A crônica é um respiro, um pouquinho de saúde em meio a
conchavos, escândalos, balas perdidas (quem lê tanta notícia?)
O que é uma vida de cronista no mercado incomum da lida
urbana? Sentar-se ao rés do chão, em mangas de camisa, um cão farejando o
cotidiano para captar a alma — nem sempre encantadora — das ruas e fazer um
pacto de vento com o leitor, parceiro dessa conversa fiada em mesa posta para
dois. E que, impressa em papel de segunda, vai no dia seguinte embrulhar peixe
na feira, absorver xixi de pet na área de serviço. Ou virar livro — que é mais
ou menos como um ateu morrer e ir pro céu.
Tem-se conversado muito sobre esse gênero
menor, a que grandes romancistas, contistas e poetas se dedicaram — menos por
amor verdadeiro, mais pela pressão dos boletos. Falou-se disso nas livrarias
Argumento (Martha Batalha e Joaquim Ferreira dos Santos) e na Travessa (no
lançamento de “Um século em cem crônicas”, que reúne 32 sabiás, curiós,
canários e cambaxirras que fizeram ninho nas páginas do GLOBO).
Todo cronista tem de ir aonde o leitor está, e o leitor da
crônica estava no Rio — ou, pelo menos, no Rio estavam os jornais onde a
crônica se sentia em casa. Daí “crônica carioca” ser quase um pleonasmo.

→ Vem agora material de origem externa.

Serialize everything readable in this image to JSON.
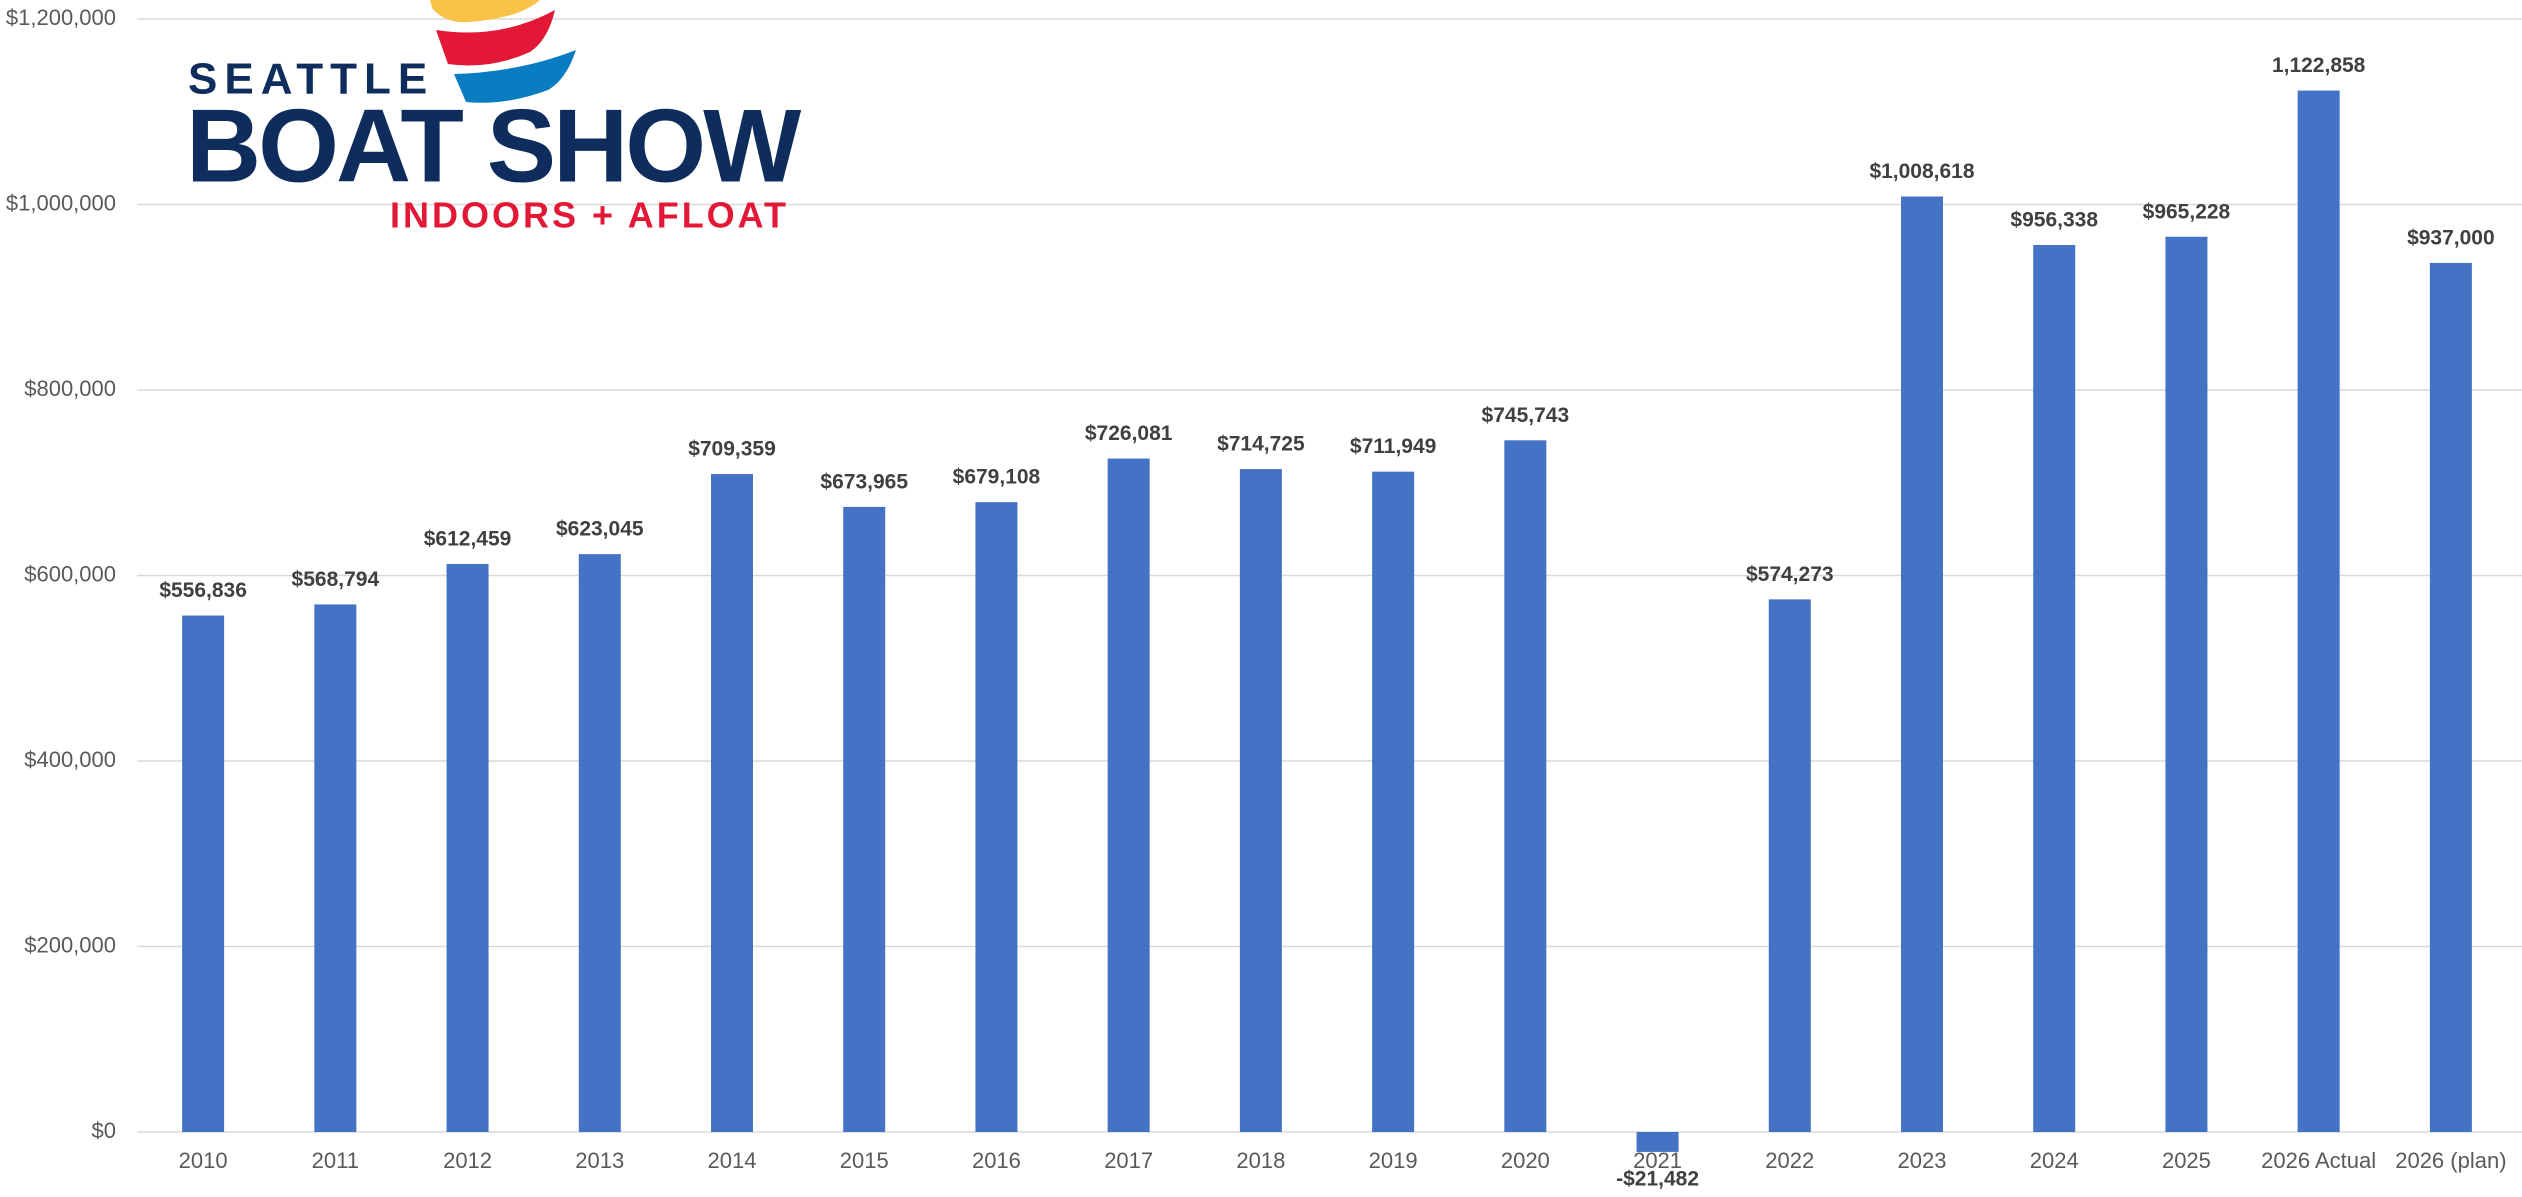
{
  "logo": {
    "line1": "SEATTLE",
    "line2": "BOAT SHOW",
    "line3": "INDOORS + AFLOAT"
  },
  "chart_data": {
    "type": "bar",
    "categories": [
      "2010",
      "2011",
      "2012",
      "2013",
      "2014",
      "2015",
      "2016",
      "2017",
      "2018",
      "2019",
      "2020",
      "2021",
      "2022",
      "2023",
      "2024",
      "2025",
      "2026 Actual",
      "2026 (plan)"
    ],
    "values": [
      556836,
      568794,
      612459,
      623045,
      709359,
      673965,
      679108,
      726081,
      714725,
      711949,
      745743,
      -21482,
      574273,
      1008618,
      956338,
      965228,
      1122858,
      937000
    ],
    "value_labels": [
      "$556,836",
      "$568,794",
      "$612,459",
      "$623,045",
      "$709,359",
      "$673,965",
      "$679,108",
      "$726,081",
      "$714,725",
      "$711,949",
      "$745,743",
      "-$21,482",
      "$574,273",
      "$1,008,618",
      "$956,338",
      "$965,228",
      "1,122,858",
      "$937,000"
    ],
    "color": "#4472c4",
    "ylim": [
      0,
      1200000
    ],
    "yticks": [
      {
        "value": 0,
        "label": "$0"
      },
      {
        "value": 200000,
        "label": "$200,000"
      },
      {
        "value": 400000,
        "label": "$400,000"
      },
      {
        "value": 600000,
        "label": "$600,000"
      },
      {
        "value": 800000,
        "label": "$800,000"
      },
      {
        "value": 1000000,
        "label": "$1,000,000"
      },
      {
        "value": 1200000,
        "label": "$1,200,000"
      }
    ],
    "grid": true
  }
}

Afinal, foi nesta maravilha de cenário que o banal se fez sublime nas teclas do
ipanemense de Cachoeiro do Itapemirim Rubem Braga. Garotos de Ipanema eram os
belo-horizontinos Fernando Sabino e Paulo Mendes Campos. De Copacabana, a
capixaba Danuza Leão; do Leblon, seu conterrâneo Carlinhos Oliveira; do Leme, a
pernambucraniana Clarice Lispector. Também de Copa, o recifense Antônio Maria e
o itabirano Drummond. Da Ilha, do Leblon, de Santa Teresa, a cearense Rachel de
Queiroz. Do Jardim Botânico, o são-joanense Otto Lara Resende.
Foi aqui, no GLOBO, que Otto escreveu, em 1990:
— Quem quiser saber como era o Rio de ontem, ou de
anteontem, procure ler seus cronistas.
Daqui a décadas, conhecerão o Brasil de 2025 lendo os
cronistas de hoje?
Sim, se contarmos que vivemos uma época em que o gênero
(construção social) prevalecia sobre o sexo (categoria biológica); e ai de quem
se referisse a uma mulher trans com pronome masculino. Se o gênero era
autodeclarado, a identidade étnica competia a uma comissão de sábios,
encarregada de medir narizes e lábios, avaliar se o crânio era “dolicocélico”,
se os arcos zigomáticos eram proeminentes, os dentes alvos e oblíquos, as
mucosas roxas. Pouco importava iorubás, jejes, hauçás, bantos serem tão diferentes
entre si quanto portugueses, suecos e búlgaros. Para os paladinos da
diversidade, africano era tudo igual e podia ser medido pela mesma régua.
Que, entre os defensores da família, houvesse um que mandava
ao pai mensagens do tipo “VTNC seu ingrato do caralho” — e, colocando o Brasil
abaixo de tudo, conspirasse com uma potência estrangeira, em proveito próprio.
Que marmanjos entupidos de anabolizantes atirassem em garis, espancassem
mulheres. Que alguém na 86ª passagem pela polícia não fosse preso, pois a
presunção de que voltasse a delinquir seria um exercício de futurologia. Que o
responsável por mobilizar o país contra o abuso de menores tenha sido um
influenciador digital, não o Ministério Público, os políticos, a igreja.
A crônica é um respiro, um pouquinho de saúde em meio a
conchavos, escândalos, balas perdidas (quem lê tanta notícia, tanta opinião,
tanto editorial?). Obra de um flâneur que, por registrar o efêmero, talvez
conte melhor a História — e sobreviva a seus vizinhos de jornal.